En la Navidad de 1958, siguiendo con la tradición iniciada por Pío XII, Juan XXIII dirigió a los católicos el Mensaje Unidad y paz. En él se preguntaba: «¿Por qué la unidad de la Iglesia católica, orientada directamente y por vocación divina a los intereses del orden espiritual, no podría llegar también a la reunificación de las diferentes razas y naciones, atraídas igualmente por propósitos de convivencia social señalados por las leyes de la justicia y de la fraternidad?» Si la unidad en torno a Jesucristo provoca beneficios de paz en la vida interna de la Iglesia y del mundo, ¿por qué la unidad en torno al hombre, imagen de Dios y sujeto de la convivencia, no puede provocar frutos similares? En sucesivos mensajes navideños, especialmente en Domino plebem perfectam, Juan XXIII respondió a este interrogante con un programa basado en cuatro motores espirituales: verdad, justicia, caridad y libertad. Consciente de que el mundo vivía instalado en una paz ficticia, fruto de la sospecha, la desconfianza recíproca y el temor, la Iglesia ofrecía al mundo al Dios verdadero, único fundamento del orden moral estable, de Quien emana la verdad cristiana sobre el hombre. El magisterio del Papa Juan corría tras la edificación de un orden orientado al bien del hombre y de toda la Humanidad.

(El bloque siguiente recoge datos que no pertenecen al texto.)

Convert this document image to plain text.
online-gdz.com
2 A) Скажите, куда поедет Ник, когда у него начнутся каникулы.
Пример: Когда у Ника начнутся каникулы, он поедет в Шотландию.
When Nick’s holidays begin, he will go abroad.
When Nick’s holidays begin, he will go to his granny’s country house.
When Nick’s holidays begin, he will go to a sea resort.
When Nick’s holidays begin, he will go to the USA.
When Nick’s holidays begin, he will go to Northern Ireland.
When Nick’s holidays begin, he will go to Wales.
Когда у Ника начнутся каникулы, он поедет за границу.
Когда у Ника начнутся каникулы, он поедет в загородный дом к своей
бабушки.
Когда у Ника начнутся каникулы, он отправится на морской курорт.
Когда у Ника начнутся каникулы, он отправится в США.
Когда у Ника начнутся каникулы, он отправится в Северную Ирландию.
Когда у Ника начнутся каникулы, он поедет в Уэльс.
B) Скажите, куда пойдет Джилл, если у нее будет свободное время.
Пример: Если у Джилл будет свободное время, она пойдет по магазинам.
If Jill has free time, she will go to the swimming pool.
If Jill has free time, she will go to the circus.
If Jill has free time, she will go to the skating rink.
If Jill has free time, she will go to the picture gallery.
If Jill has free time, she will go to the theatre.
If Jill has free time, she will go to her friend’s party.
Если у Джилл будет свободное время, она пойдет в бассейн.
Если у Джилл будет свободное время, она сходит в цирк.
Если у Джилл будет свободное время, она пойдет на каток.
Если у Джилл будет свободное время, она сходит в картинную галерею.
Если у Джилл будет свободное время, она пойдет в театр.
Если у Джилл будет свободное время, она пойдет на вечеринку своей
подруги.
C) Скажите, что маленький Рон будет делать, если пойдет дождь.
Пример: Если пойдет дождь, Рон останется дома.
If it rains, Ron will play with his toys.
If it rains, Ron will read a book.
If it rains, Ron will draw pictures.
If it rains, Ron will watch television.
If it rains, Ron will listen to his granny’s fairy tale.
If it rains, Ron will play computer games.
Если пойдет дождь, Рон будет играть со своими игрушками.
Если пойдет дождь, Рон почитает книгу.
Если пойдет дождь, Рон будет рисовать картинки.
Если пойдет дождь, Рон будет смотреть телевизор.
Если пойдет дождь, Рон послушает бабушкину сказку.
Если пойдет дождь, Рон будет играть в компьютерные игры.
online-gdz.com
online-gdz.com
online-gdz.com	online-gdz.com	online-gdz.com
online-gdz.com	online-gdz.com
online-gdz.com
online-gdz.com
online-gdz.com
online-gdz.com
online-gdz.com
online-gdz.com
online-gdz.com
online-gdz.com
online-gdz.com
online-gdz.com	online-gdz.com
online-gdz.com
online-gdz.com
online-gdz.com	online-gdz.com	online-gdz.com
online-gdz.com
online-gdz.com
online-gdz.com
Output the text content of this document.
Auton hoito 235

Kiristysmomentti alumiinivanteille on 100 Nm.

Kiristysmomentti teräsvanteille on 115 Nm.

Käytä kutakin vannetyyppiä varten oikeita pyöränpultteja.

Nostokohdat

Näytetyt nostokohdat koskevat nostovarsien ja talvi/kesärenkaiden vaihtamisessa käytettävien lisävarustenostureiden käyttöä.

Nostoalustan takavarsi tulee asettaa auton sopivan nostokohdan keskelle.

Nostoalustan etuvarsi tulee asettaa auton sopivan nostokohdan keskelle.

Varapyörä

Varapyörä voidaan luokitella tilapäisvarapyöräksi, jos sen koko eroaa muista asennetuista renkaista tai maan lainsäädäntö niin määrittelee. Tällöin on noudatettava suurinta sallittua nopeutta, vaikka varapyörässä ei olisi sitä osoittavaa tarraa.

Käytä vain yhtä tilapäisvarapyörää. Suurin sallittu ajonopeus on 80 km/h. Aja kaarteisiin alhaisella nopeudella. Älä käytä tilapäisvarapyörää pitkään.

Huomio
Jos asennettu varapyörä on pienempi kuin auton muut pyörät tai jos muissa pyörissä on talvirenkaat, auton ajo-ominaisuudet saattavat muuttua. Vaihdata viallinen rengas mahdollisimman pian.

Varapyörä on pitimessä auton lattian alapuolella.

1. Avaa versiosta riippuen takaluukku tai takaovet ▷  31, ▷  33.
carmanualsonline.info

Este principio, que la doctrina social de la Iglesia (DSI) expresa como bien común y que Juan XXIII convierte en bien común universal, debía convertirse en la regla de derecho válida, en tanto que se fundamenta sobre una certeza ética que creyentes y no creyentes podían compartir: el hombre es el sujeto, fundamento y fin de las relaciones civiles, políticas, internacionales y mundiales. En un mundo dominado por el lenguaje ideológico, se hacía necesario reconstruir las relaciones de convivencia según un lenguaje moral objetivo. Ésta era la verdad que había que llevar a la Historia. Y había que hacerlo en un mundo marcado por la multiplicación de las relaciones sociales, la interdependencia y la complejidad derivada del industrialismo.

Juan XXIII estaba absolutamente convencido de que los criterios generales de la DSI, en tanto que eran respuesta a las exigencias de la naturaleza humana y a las condiciones de tiempo y lugar, podían ser aceptados por todos. El Papa sabía que, a comienzos de los años 60 del siglo XX, se hacía más difícil que en épocas anteriores comprender la relación entre los actos humanos y las exigencias de la justicia. Por ello, había que determinar con exactitud el modo cómo hubiera que aplicar los principios y los criterios de la DSI. Pacem in terris respondió con creces a este desafío, al determinar que las formas políticas y el Derecho son exigencias del orden moral, en tanto que deben someterse a la naturaleza humana entendida como dato objetivo de la realidad, así como instrumentos para la protección de la dignidad humana.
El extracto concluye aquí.